Mainly in the little box that connects to the video port, it disables memory card 2 and moves it to the front panel. Plus it uses a different hard drive. If you swap the HD for the retail model you'll be able to save to it again.
I wonder if the dashboard is identical. I have heard early versions were more of a debug dashboard but I could not confirm or deny this
Same as retail i believe. At least i haven't seen any major differances. I'll check out the version number next time i'm at a store... The consoles themselves are just retail models.
I'm colorblind, i never noticed there was a difference. I would think because off white looks like crap under flurescent/display lighting, but who knows. The kiosc models are the earliest retail 360's out there.

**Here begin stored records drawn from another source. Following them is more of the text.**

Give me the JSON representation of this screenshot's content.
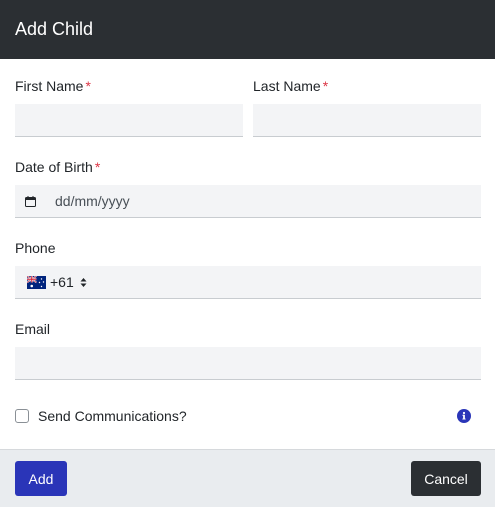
{
  "modal": {
    "title": "Add Child"
  },
  "form": {
    "first_name": {
      "label": "First Name",
      "required": "*",
      "value": ""
    },
    "last_name": {
      "label": "Last Name",
      "required": "*",
      "value": ""
    },
    "dob": {
      "label": "Date of Birth",
      "required": "*",
      "placeholder": "dd/mm/yyyy"
    },
    "phone": {
      "label": "Phone",
      "country_code": "+61",
      "country_flag": "australia-flag-icon",
      "value": ""
    },
    "email": {
      "label": "Email",
      "value": ""
    },
    "send_comms": {
      "label": "Send Communications?",
      "checked": false,
      "info_icon": "info-icon"
    }
  },
  "footer": {
    "add_label": "Add",
    "cancel_label": "Cancel"
  },
  "colors": {
    "header_bg": "#2b2f33",
    "required": "#dc3545",
    "primary": "#2a35b8",
    "info": "#2a35b8"
  }
}
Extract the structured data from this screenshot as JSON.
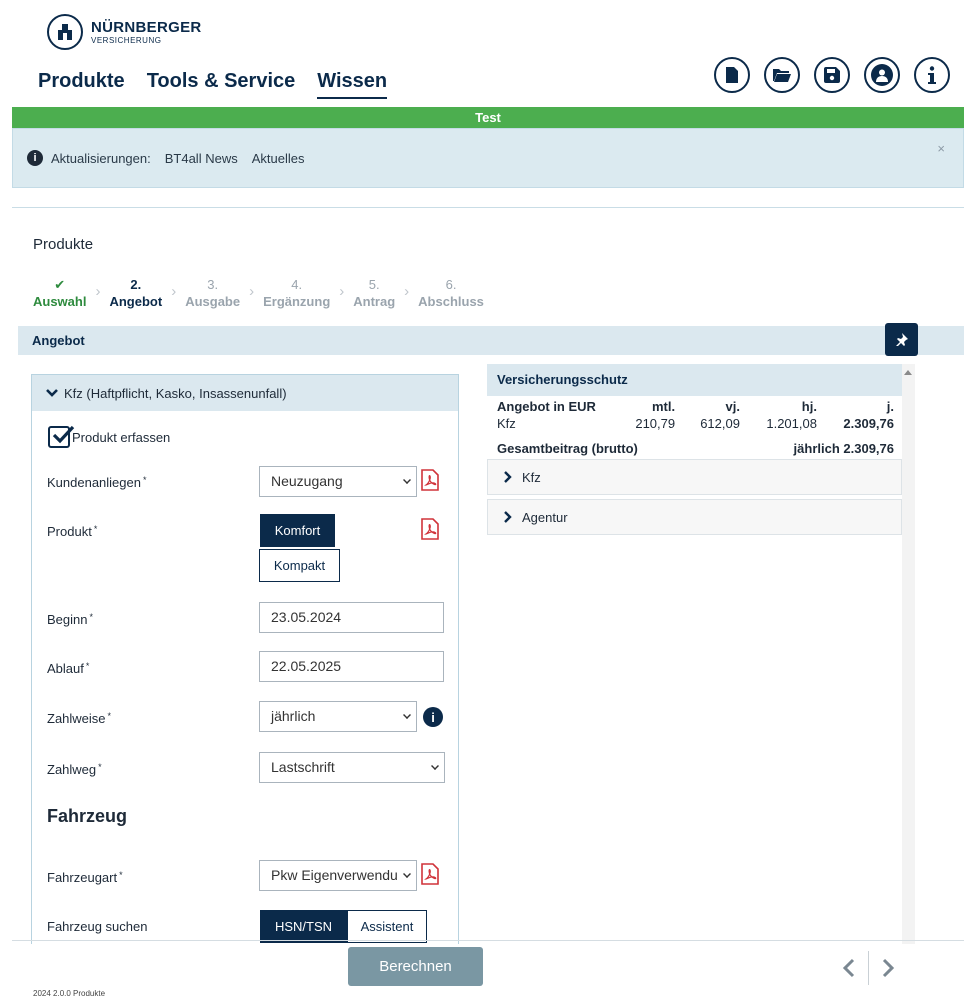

It's possible that the color was a last minute change before full production started.
Many early 360s are incapable of connecting to XBL. The EEPROM simply isn't configured for it. If you purchase a kiosk model don't be suprised if it cannot go online. -hl718
Possibly to store extra videos and demos? Just speculation. I dont know if they even have a larger HD.
Nope, it's just a different "style" hard drive. It has files on it strictly formated to tell the system that it's a kiosc. You can't save games to the kiosc hard drive, it has an identifier to tell the system. If you put a retail hard drive on there, you'll be able to save fine.
It sounds like it does. Although I already have an original 1.0 Kiosk disc so if it is a duplicate i will have it for sale. I am hoping these early versions of the KIOSK have adifferent dashboard than the retail version. I have heard so many different things on early verion KIOSk I am curious to see what the box can really do. The guy I won it from has no way to power it up so do not have much of a choice
There's the little emergency eject right under the dvd bezel. Have the seller pop a paperclip in there and the door will open right up. If there is a disc in the drive, you risk damaging the laser (and since the drive is tied to the machine, it's not possible to swap a new drive) or damaging the disc.
I appreciate the advice but it is already in route. Are you kidding on drive tied to machine? that sounds nutts why would they do that?
Oh, well, then i wouldn't worry too much. Should turn out ok. Almost all of the removable parts of a 360 are tied to the eprom. For two reasons mostly: 1. Security. You can't have an attack on the dvd drive's firmware if every unit has unique firmware. Makes it pretty hard to download cracked firmware off of the web when everyone has their own unique encryption. 2. Profit. Microsoft went well out of their way to ensure that the original launch xboxes shipped without defects (look at the gpu fan on the 1.0 models, microsoft knew it wasn't necessary but thought it would help in case there turned out to be any unforseen heat issues). They skimped a bit on the 360 launch... Microsoft sees all of the "replacement" DVD drives for the original xbox being sold on ebay. They don't want users doing their own repairs, if your drive dies in 2 years, you'll either be paying microsoft to get it fixed or you'll be buying a new 360. Either way MS makes a profit.
It is a well known security feature of the 360. You'll understand why it is needed if you look at the recent Xbox DVD hack. -hl718
Interesting to know. I guess if you have an issue you could repair parts of it at the micro level. Just makes fixing it a little harder. I will have to find it and see.
I've been looking for this too but, as far as I know, the hacker has not released the hacked firmware to the scene.